Unexpected death, particularly as it relates to crime, scars families and friends left behind in many ways. Community members gathered Friday night at the Methodist Church in Waldoboro to talk, to share and to find some way of dealing with unexpected death.
This gathering of teachers, mothers, fathers, brothers and sisters comes in the wake of an attack on three women in the community. People are still asking the question, “why”, even as two suspects for the murder of Rachel Grindal and attempted murder of Tracy Neild are in custody.
Given the opportunity to speak freely in a congenial and peaceful church atmosphere, people shared their fears and frustrations, some their deepest sorrows in related instances of death and, as implied from the discussion, a collective hope.
In the midst of wondering how to reach out to others and how to address the issues surrounding sudden, unexpected loss, people wondered aloud whether the April 19 attack might have somehow involved drugs. They shared their confusion as to how situations lead to murder and what to do in the aftermath.
As part of a separate telephone interview, Waldoboro resident Theodore Wooster spoke in response to some of the points brought up during the discussion, but in general terms.

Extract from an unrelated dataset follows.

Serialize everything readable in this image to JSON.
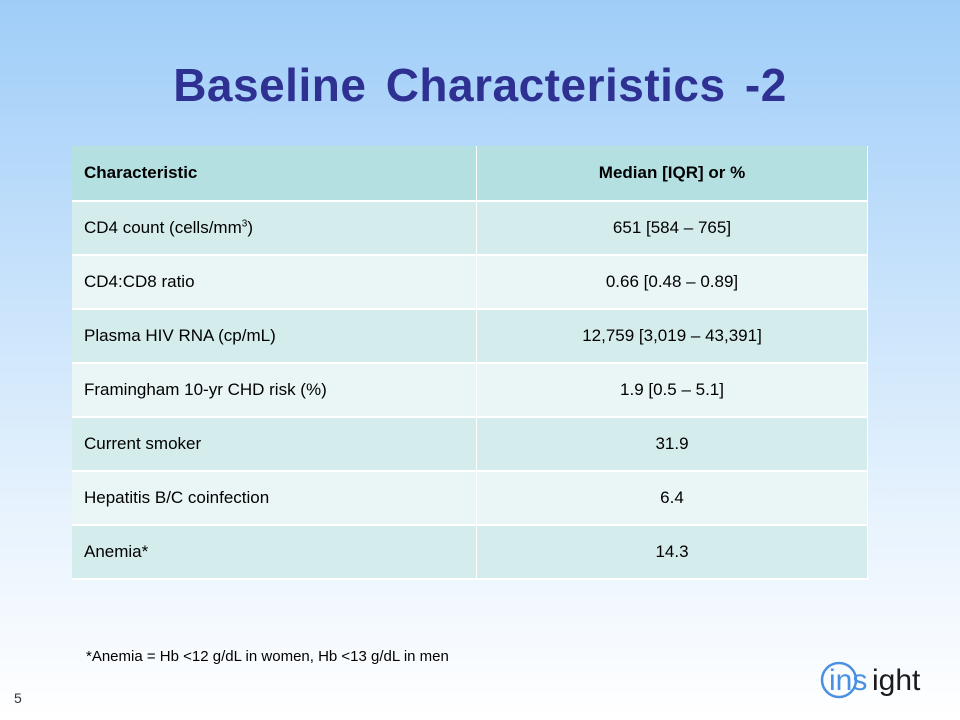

He said the public needs to understand the level of desperation involved in drug use. People have different physical make-ups and tolerances, he said. The public does not have the physiological knowledge base to determine who is who.
“People don’t understand the addicting potential,” Wooster said, adding that teachers and parents have to understand the consequences of the circumstances surrounding drug use.
“One of the basic problems is a lack of economic opportunity,” he added.
John Parkman, a national board certified counselor, led part of the Friday night discussion and offered his advice as it relates to counseling. According to former Medomak Valley High School principal Ronald Dolloff, Parkman was the head of the guidance and counseling department at MVHS for many years.
Grief, as community members learned that night, is shared by people on all sides of a murder. Families on the side of the victim and perpetrator are left to wonder why.
District lay leader Joan Gatcombe quoted a St. Francis prayer before community members sitting in the pews, who then took turns lighting candles in the darkness of the church.
Candles flickered as people sat in silence and listened to gentle guitar music. As the music drifted to a close, Gatcombe pointed toward the candles flickering on the table in front of the church.
“Whatever fear or loss (felt) is represented in these lights and represents our reaching out,” she said.
Rev. Beverly Blaisdell referred to Mother Theresa, who said, “Lead us from death to life, from lies to truth. Lead me from despair to hope, from fear to trust. Lead me from hatred to love, from war to peace. Let peace fill our heart, our world, our universe.”
People who came to the church Friday night took part in what was described as a community counseling gathering, as opposed to a religious ceremony. Parkman said members of the church were concerned about those left behind as a result of the attack on Controversy Lane and wanted to do something for the community. He said they wanted to make sure no one would feel excluded and welcomed all to join.
“I appreciated John (Parkman) coming,” said Waldoboro resident Jeanne Begley toward the close of the night’s gathering. “I thought it was a good, sharing time.”
Waldoboro resident Val Skov said the community needs a gathering such as what was experienced Friday night.
“It takes an effort to talk to people, to get to know another person,” he said in his observance that residents often keep to themselves.
Skov said he sees a lot of people in Waldoboro who don’t talk to one another and while the community in his church is a good group, it still takes effort to get out the door.
Parkman handed out a sheet to community members on which were outlined several suggestions for those who have experienced unexpected loss. He wrote friends and family members respond well to a specific request when they otherwise wouldn’t know what to say or do. He suggests people experiencing loss let others know how they could help.
People can help those who are grieving by being good listeners. Parkman recommends support in the form of actions, such as providing meals or caring for children or pets. He suggests friends and family members be around for the other person.
“People grieve in cycles and in different ways, in different stages,” Parkman said in a following telephone conversation. “One of the common denominators is that we’ve got to communicate our feelings.”